METHODS: Seven moderately-trained male participants (V̇O2peak: 48.1±5.1 mL/kg/min) performed four 30-second repeated Wingate tests on four separate occasions.
RESULTS: Recovery of V̇O2 between sprints was prolonged with recovery intensity (time required to reach 50% V̇O2peak: passive: 50±9 s; 20%: 81±17 s; 30%: 130±43 s; 40%: 188±62 s, P<0.001), while V̇O2-to-sprint work ratio was mainly increased by the higher intensities (passive: 138±17 mL/min/kJ; 20%: 149±14 mL/min/kJ; 30%: 159±15 mL/min/kJ; 40%: 158±17 mL/min/kJ, P=0.001).
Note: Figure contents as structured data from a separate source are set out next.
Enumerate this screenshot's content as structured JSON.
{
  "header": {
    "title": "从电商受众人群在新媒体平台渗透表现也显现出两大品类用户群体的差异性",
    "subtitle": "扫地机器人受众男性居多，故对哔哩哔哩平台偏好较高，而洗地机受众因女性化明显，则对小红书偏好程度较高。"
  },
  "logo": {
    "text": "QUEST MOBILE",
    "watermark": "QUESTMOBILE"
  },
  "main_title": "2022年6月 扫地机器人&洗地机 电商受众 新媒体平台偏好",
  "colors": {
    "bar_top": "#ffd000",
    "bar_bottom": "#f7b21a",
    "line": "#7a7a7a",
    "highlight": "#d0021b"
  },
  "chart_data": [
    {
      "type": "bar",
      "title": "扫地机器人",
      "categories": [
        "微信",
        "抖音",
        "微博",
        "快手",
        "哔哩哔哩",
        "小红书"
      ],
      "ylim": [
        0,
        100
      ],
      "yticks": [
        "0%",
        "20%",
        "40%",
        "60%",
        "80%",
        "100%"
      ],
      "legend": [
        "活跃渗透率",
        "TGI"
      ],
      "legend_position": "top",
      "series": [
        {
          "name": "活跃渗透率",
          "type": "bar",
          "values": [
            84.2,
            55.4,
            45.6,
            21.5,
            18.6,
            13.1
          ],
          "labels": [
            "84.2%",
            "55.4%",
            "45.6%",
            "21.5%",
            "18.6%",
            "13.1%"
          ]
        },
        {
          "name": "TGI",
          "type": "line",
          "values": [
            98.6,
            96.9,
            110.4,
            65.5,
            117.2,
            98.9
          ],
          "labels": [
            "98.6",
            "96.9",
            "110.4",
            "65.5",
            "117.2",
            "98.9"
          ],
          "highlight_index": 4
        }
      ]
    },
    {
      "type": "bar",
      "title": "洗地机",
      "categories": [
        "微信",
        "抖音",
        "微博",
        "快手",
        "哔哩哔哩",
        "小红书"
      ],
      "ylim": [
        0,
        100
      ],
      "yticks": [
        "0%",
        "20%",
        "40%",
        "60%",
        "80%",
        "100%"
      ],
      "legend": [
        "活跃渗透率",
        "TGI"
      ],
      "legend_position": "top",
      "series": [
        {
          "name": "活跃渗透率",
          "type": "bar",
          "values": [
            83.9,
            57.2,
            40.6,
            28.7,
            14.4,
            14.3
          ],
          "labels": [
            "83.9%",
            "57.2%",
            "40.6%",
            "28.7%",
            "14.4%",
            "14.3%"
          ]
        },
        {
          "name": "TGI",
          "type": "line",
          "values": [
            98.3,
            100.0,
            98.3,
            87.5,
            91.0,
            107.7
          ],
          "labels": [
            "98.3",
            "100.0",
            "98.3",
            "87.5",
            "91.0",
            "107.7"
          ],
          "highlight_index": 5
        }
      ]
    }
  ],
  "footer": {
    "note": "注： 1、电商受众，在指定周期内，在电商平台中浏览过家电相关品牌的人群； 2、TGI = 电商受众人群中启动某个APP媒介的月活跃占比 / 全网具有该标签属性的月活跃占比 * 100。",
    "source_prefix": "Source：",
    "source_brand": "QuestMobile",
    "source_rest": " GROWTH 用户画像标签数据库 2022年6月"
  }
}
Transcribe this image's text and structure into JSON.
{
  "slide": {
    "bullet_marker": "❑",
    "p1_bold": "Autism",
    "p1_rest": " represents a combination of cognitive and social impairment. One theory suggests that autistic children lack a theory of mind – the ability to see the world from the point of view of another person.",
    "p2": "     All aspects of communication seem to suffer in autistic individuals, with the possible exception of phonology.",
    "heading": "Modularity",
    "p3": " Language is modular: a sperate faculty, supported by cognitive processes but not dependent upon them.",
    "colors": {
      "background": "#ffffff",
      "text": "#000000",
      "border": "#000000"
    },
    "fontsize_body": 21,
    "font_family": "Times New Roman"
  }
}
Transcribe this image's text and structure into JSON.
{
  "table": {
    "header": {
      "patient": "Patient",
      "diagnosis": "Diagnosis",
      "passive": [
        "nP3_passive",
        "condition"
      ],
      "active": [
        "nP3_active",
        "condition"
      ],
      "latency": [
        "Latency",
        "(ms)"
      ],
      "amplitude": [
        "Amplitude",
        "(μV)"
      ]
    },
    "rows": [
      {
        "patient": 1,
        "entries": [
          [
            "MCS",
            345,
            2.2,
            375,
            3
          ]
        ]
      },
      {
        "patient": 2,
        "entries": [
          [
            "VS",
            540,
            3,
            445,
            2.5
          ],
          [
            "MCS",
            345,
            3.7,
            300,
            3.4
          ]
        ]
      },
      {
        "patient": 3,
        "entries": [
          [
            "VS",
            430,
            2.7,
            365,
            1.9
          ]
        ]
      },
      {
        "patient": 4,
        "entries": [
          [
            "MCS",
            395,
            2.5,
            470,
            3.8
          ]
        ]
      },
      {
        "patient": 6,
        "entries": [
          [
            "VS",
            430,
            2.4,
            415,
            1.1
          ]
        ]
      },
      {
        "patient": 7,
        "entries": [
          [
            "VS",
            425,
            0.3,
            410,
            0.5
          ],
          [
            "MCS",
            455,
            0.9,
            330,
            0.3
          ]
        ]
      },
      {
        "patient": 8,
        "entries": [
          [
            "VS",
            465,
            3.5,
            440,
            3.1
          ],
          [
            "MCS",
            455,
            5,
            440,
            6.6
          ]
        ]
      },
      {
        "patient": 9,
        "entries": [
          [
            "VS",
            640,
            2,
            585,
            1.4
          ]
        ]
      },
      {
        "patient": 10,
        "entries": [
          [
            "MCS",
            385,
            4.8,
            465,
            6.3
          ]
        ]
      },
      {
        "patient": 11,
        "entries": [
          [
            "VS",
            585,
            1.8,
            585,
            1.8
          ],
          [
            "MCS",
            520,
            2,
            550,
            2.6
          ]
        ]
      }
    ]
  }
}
The decline in peak power tended to be greater in the higher intensity conditions during sprint 2 (passive: 7.4±5.4%; 20%: 5.8±7.9%; 30%: 12.7±7.4%; 40%: 12.7±5.5%, P=0.052), whereas average power was less decreased with recovery intensity during sprint 4 (passive: 22.4±8.9%; 20%: 19.9±6.1%; 30%: 18.4±7.3%; 40%: 16.6±6.2%, P=0.036). Blood lactate was not different with recovery intensity (P=0.251).
CONCLUSIONS: The present study demonstrated that while the higher recovery intensities induce prolonged oxygen recovery and impaired peak power restoration during the initial sprints, those intensities provide a greater aerobic contribution to sprint performance, resulting in better power maintenance during the latter sprints.